Arts

Weston Playhouse Theatre capital campaign moves ahead

The Weston Playhouse Theatre Company's $10 million capital campaign has reached another milestone: conditional approval by the town of Weston Zoning Board of Adjustment and the Planning Commission of the company's plan to build a new studio theatre on the former Walker dairy farm in Weston Village.

Located on Route 100 South - Weston's Main Street - the new theatre will complement the historic flagship Weston Playhouse on the Weston Village Green.

The 2,900-square-foot building will accommodate up to 140 people in a flexible seating plan that allows for both theatrical and community uses.

The five-acre parcel includes the Walker farmhouse, barns and two large silos, which will be preserved.

According to Steve Stettler, Weston's producing artistic director, “We will, of course, continue to offer great summer shows in the Weston Playhouse, but this project will allow us to extend our reach.”

During the summer, the theater at Walker Farm will serve as a setting for thought-provoking pieces and other shows that are better suited to a smaller and more flexible space, Stettler added.

He explained the new theater will also expand its season into the autumn and provide a community resource for meetings and “all kinds of events.”

Beyond that, Stettler said, the studio theater “will be the centerpiece of our project to create an incubator for the performing arts in Vermont - a greatly expanded program to develop new musicals and plays, bringing theater artists from across the U.S. to work and create in a quiet rural setting.
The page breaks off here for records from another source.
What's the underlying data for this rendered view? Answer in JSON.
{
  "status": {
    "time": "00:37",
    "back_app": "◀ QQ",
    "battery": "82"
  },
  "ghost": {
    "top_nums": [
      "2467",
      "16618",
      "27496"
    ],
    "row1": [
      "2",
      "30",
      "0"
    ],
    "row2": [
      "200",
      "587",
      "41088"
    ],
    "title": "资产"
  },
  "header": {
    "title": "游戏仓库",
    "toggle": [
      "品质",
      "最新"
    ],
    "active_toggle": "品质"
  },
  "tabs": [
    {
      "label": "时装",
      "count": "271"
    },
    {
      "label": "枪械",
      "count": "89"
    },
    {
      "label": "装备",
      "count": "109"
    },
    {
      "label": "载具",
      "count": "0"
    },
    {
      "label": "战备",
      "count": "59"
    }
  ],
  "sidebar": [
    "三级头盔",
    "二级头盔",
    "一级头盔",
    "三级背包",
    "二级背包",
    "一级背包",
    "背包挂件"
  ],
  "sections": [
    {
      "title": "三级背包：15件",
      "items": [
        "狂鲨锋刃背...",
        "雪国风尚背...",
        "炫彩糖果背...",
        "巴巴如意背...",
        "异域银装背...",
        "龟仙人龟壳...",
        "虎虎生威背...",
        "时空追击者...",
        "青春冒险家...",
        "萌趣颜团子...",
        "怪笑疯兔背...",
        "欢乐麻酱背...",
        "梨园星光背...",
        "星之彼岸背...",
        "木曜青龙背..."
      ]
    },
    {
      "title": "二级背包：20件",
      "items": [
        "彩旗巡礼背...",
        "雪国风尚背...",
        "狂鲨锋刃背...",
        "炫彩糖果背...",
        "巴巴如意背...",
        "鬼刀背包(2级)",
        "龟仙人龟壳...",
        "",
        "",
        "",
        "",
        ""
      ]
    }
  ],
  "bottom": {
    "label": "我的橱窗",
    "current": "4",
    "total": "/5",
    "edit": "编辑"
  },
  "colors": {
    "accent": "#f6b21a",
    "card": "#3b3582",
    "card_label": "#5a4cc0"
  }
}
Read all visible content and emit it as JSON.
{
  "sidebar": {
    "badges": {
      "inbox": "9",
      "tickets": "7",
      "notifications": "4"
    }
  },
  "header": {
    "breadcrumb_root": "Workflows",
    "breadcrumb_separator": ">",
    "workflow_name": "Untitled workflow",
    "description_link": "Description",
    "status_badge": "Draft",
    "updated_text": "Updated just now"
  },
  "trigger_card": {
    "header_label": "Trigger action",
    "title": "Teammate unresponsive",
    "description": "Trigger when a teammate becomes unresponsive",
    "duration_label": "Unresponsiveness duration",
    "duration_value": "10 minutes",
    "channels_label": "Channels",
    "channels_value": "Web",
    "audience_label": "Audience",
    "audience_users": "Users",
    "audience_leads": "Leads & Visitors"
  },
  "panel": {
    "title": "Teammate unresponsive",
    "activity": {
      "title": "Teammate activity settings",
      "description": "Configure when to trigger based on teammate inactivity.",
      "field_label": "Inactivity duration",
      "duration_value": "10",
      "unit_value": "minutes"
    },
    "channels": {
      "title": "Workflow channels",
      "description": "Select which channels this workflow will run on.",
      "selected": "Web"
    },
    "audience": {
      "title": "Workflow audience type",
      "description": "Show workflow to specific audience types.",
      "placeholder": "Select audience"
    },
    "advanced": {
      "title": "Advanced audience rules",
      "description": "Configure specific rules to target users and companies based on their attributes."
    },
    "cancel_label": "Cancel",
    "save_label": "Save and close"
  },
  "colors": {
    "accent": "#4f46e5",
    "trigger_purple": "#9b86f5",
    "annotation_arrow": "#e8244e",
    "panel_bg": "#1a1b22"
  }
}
The program will enhance Vermont's reputation for excellence in the arts, have a positive economic impact on our region, and make a major contribution to the future of the American theater.”

The new theater is a major part of the theater company's $10 million capital campaign.

In addition to the land acquisition, design, and construction costs of the new building, the campaign includes a $500,000 education endowment, $1 million in improvements to the Weston Playhouse building, and a $1.5 million Fund for the American Theatre, which will provide approximately $200,000 annually over seven years in support of the new works incubator.

The campaign, chaired by Wayne Granquist, chair emeritus of the theater company, has raised $5.4 million to date. With a target construction start date of April 2015, the company hopes to produce on the Walker Farm by the summer of 2016.

According to Granquist, Walker Farm was home to Kenneth and Anna Walker and to Gladys Walker, who performed in the community's first production at the original Weston Playhouse in 1935 and remained active in the theater throughout her life.

Gladys Walker, he said, organized the ushers, collected tickets, and attended almost every production, sitting front and center, up until the month prior to her death at 102.

“This project is the culmination of her dream to bring world-class professional theater to Weston on a year-round basis,” Granquist said.